28 September is International Safe Abortion Day. The day was first celebrated as a day of action for decriminalization of abortion in Latin America and the Caribbean in 1990 by the Campaña 28 Septiembre. In 2011, the Women's Global Network for Reproductive Rights (WGNRR) declared 28 September as an international day. The date was chosen to commemorate the passing of the Law of Free Birth passed by the Brazilian parliament on September 28, 1871. This law was a key legal reform intended to provide freedom for the children of enslaved people in Brazil at the time.

The day's name was changed to International Safe Abortion Day in 2015; that year 83 activities were organised in 47 countries by national, regional and international NGOs and activists. 2016 was the biggest International Safe Abortion Day ever celebrated.

In 2018, September 28 marked a mobilisation in Argentina against the cuts made to the Ministry of Health by the conservative government. These cuts had substantial impacts on women's welfare and access to abortions in the country.

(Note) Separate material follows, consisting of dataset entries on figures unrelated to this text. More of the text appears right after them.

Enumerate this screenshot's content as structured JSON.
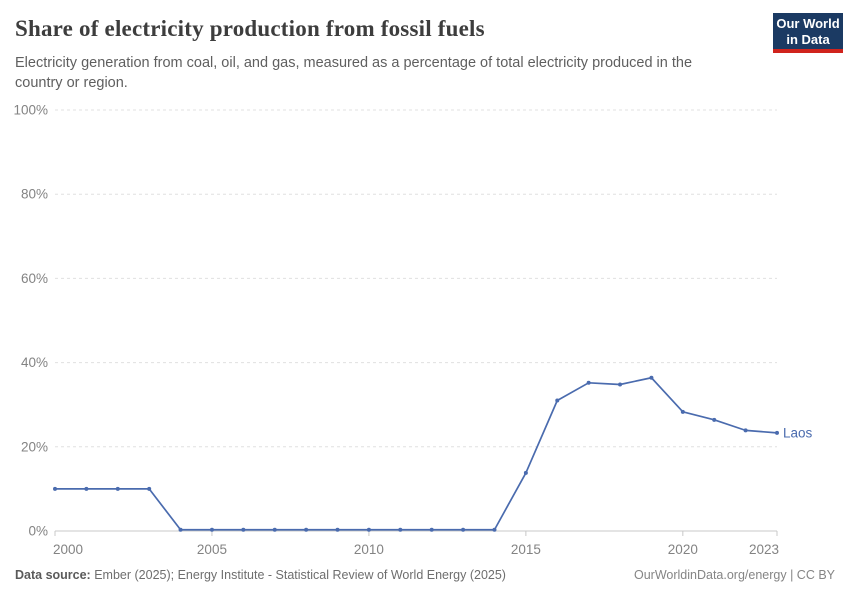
{
  "header": {
    "title": "Share of electricity production from fossil fuels",
    "subtitle": "Electricity generation from coal, oil, and gas, measured as a percentage of total electricity produced in the country or region.",
    "logo": {
      "line1": "Our World",
      "line2": "in Data",
      "bg_color": "#1b3a63",
      "stripe_color": "#d0231d"
    }
  },
  "chart_data": {
    "type": "line",
    "title": "Share of electricity production from fossil fuels",
    "xlabel": "",
    "ylabel": "",
    "xlim": [
      2000,
      2023
    ],
    "ylim": [
      0,
      100
    ],
    "x_ticks": [
      2000,
      2005,
      2010,
      2015,
      2020,
      2023
    ],
    "y_ticks": [
      0,
      20,
      40,
      60,
      80,
      100
    ],
    "y_tick_suffix": "%",
    "grid": "horizontal-dashed",
    "legend_position": "end-of-line-label",
    "series": [
      {
        "name": "Laos",
        "color": "#4a6bae",
        "x": [
          2000,
          2001,
          2002,
          2003,
          2004,
          2005,
          2006,
          2007,
          2008,
          2009,
          2010,
          2011,
          2012,
          2013,
          2014,
          2015,
          2016,
          2017,
          2018,
          2019,
          2020,
          2021,
          2022,
          2023
        ],
        "values": [
          10,
          10,
          10,
          10,
          0.3,
          0.3,
          0.3,
          0.3,
          0.3,
          0.3,
          0.3,
          0.3,
          0.3,
          0.3,
          0.3,
          13.8,
          31,
          35.2,
          34.8,
          36.4,
          28.3,
          26.4,
          23.9,
          23.3
        ]
      }
    ]
  },
  "footer": {
    "datasource_label": "Data source:",
    "datasource_text": " Ember (2025); Energy Institute - Statistical Review of World Energy (2025)",
    "credit": "OurWorldinData.org/energy | CC BY"
  }
}
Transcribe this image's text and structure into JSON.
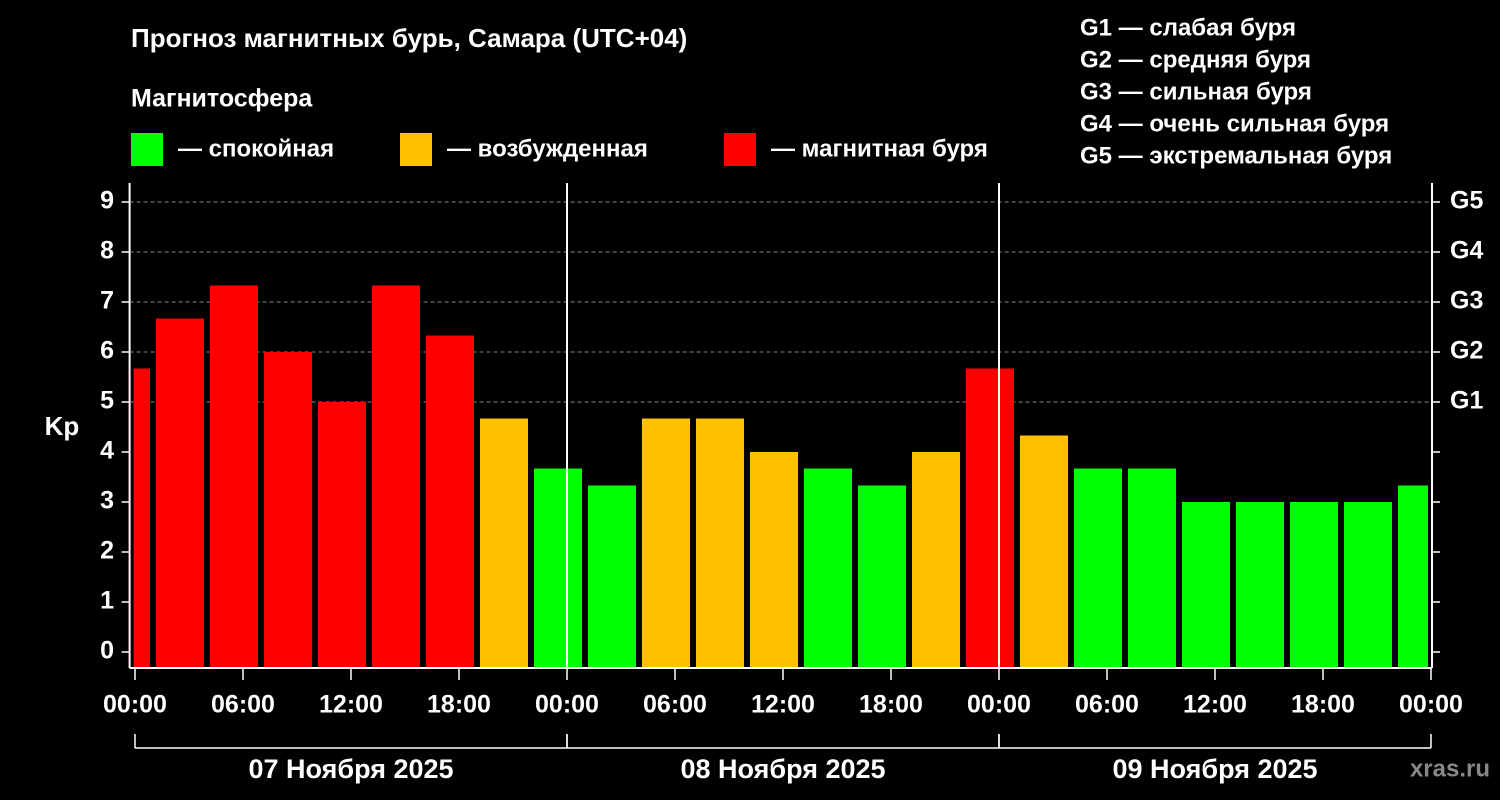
{
  "chart_data": {
    "type": "bar",
    "title": "Прогноз магнитных бурь, Самара (UTC+04)",
    "subtitle": "Магнитосфера",
    "legend": [
      {
        "color": "#00ff00",
        "label": "— спокойная"
      },
      {
        "color": "#ffc000",
        "label": "— возбужденная"
      },
      {
        "color": "#ff0000",
        "label": "— магнитная буря"
      }
    ],
    "g_scale": [
      "G1 — слабая буря",
      "G2 — средняя буря",
      "G3 — сильная буря",
      "G4 — очень сильная буря",
      "G5 — экстремальная буря"
    ],
    "ylabel": "Kp",
    "bar_width": 2.67,
    "x": [
      -0.5,
      2.5,
      5.5,
      8.5,
      11.5,
      14.5,
      17.5,
      20.5,
      23.5,
      26.5,
      29.5,
      32.5,
      35.5,
      38.5,
      41.5,
      44.5,
      47.5,
      50.5,
      53.5,
      56.5,
      59.5,
      62.5,
      65.5,
      68.5,
      71.5
    ],
    "values": [
      5.67,
      6.67,
      7.33,
      6.0,
      5.0,
      7.33,
      6.33,
      4.67,
      3.67,
      3.33,
      4.67,
      4.67,
      4.0,
      3.67,
      3.33,
      4.0,
      5.67,
      4.33,
      3.67,
      3.67,
      3.0,
      3.0,
      3.0,
      3.0,
      3.33
    ],
    "colors": [
      "#ff0000",
      "#ff0000",
      "#ff0000",
      "#ff0000",
      "#ff0000",
      "#ff0000",
      "#ff0000",
      "#ffc000",
      "#00ff00",
      "#00ff00",
      "#ffc000",
      "#ffc000",
      "#ffc000",
      "#00ff00",
      "#00ff00",
      "#ffc000",
      "#ff0000",
      "#ffc000",
      "#00ff00",
      "#00ff00",
      "#00ff00",
      "#00ff00",
      "#00ff00",
      "#00ff00",
      "#00ff00"
    ],
    "xlim": [
      -0.3,
      72
    ],
    "xticks": [
      {
        "value": 0,
        "label": "00:00"
      },
      {
        "value": 6,
        "label": "06:00"
      },
      {
        "value": 12,
        "label": "12:00"
      },
      {
        "value": 18,
        "label": "18:00"
      },
      {
        "value": 24,
        "label": "00:00"
      },
      {
        "value": 30,
        "label": "06:00"
      },
      {
        "value": 36,
        "label": "12:00"
      },
      {
        "value": 42,
        "label": "18:00"
      },
      {
        "value": 48,
        "label": "00:00"
      },
      {
        "value": 54,
        "label": "06:00"
      },
      {
        "value": 60,
        "label": "12:00"
      },
      {
        "value": 66,
        "label": "18:00"
      },
      {
        "value": 72,
        "label": "00:00"
      }
    ],
    "ylim": [
      -0.32,
      9.38
    ],
    "yticks": [
      0,
      1,
      2,
      3,
      4,
      5,
      6,
      7,
      8,
      9
    ],
    "y2lim": [
      -0.32,
      9.38
    ],
    "y2ticks": [
      {
        "value": 5,
        "label": "G1"
      },
      {
        "value": 6,
        "label": "G2"
      },
      {
        "value": 7,
        "label": "G3"
      },
      {
        "value": 8,
        "label": "G4"
      },
      {
        "value": 9,
        "label": "G5"
      }
    ],
    "days": [
      {
        "label": "07 Ноября 2025",
        "start": 0,
        "end": 24
      },
      {
        "label": "08 Ноября 2025",
        "start": 24,
        "end": 48
      },
      {
        "label": "09 Ноября 2025",
        "start": 48,
        "end": 72
      }
    ],
    "source": "xras.ru",
    "grid": true
  }
}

In 2019, Malta held its first protest in favour of the legalisation of abortion; it was held on 28 September to commemorate International Safe Abortion Day.

In 2021, rallies across Latin America were held on International Safe Abortion Day in support of abortion rights. Thousands marched in protest in countries including El Salvador, Chile and Mexico to pressure lawmakers to ease punitive abortion laws.

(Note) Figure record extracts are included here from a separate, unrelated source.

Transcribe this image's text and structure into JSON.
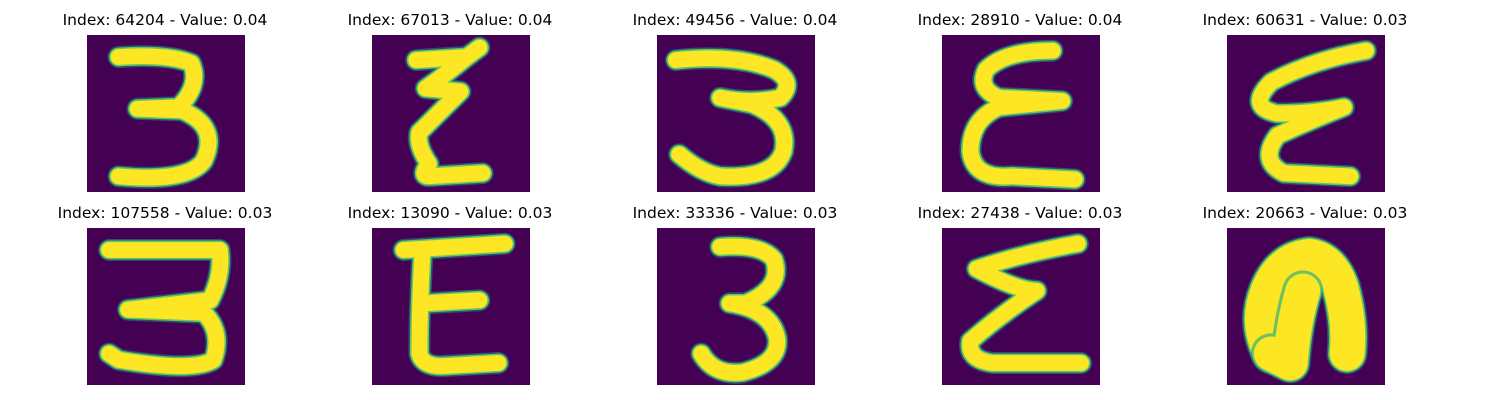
{
  "colors": {
    "background": "#440154",
    "stroke": "#fde725",
    "edge": "#5ec962",
    "edge_dark": "#21918c"
  },
  "panels": [
    {
      "title": "Index: 64204 - Value: 0.04"
    },
    {
      "title": "Index: 67013 - Value: 0.04"
    },
    {
      "title": "Index: 49456 - Value: 0.04"
    },
    {
      "title": "Index: 28910 - Value: 0.04"
    },
    {
      "title": "Index: 60631 - Value: 0.03"
    },
    {
      "title": "Index: 107558 - Value: 0.03"
    },
    {
      "title": "Index: 13090 - Value: 0.03"
    },
    {
      "title": "Index: 33336 - Value: 0.03"
    },
    {
      "title": "Index: 27438 - Value: 0.03"
    },
    {
      "title": "Index: 20663 - Value: 0.03"
    }
  ]
}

In 2023, the WHO drafted a report on a range of actions needed to address barriers to quality abortion care. Many of these actions are directly reflected in the WHO Abortion care guideline, and the WHO/IBP implementation stories provide captivating examples of how these issues have concretely been addressed at country and local level:

- Decriminalization of abortion and removal of laws and policies that are barriers to access.
- Empowering, supporting and protecting abortion care providers.
- Ensuring access to self-management of abortion as an option to access medical abortion care.
- Ensuring access to post-abortion care.
- Involving and reaching youth to safeguard abortion access for all.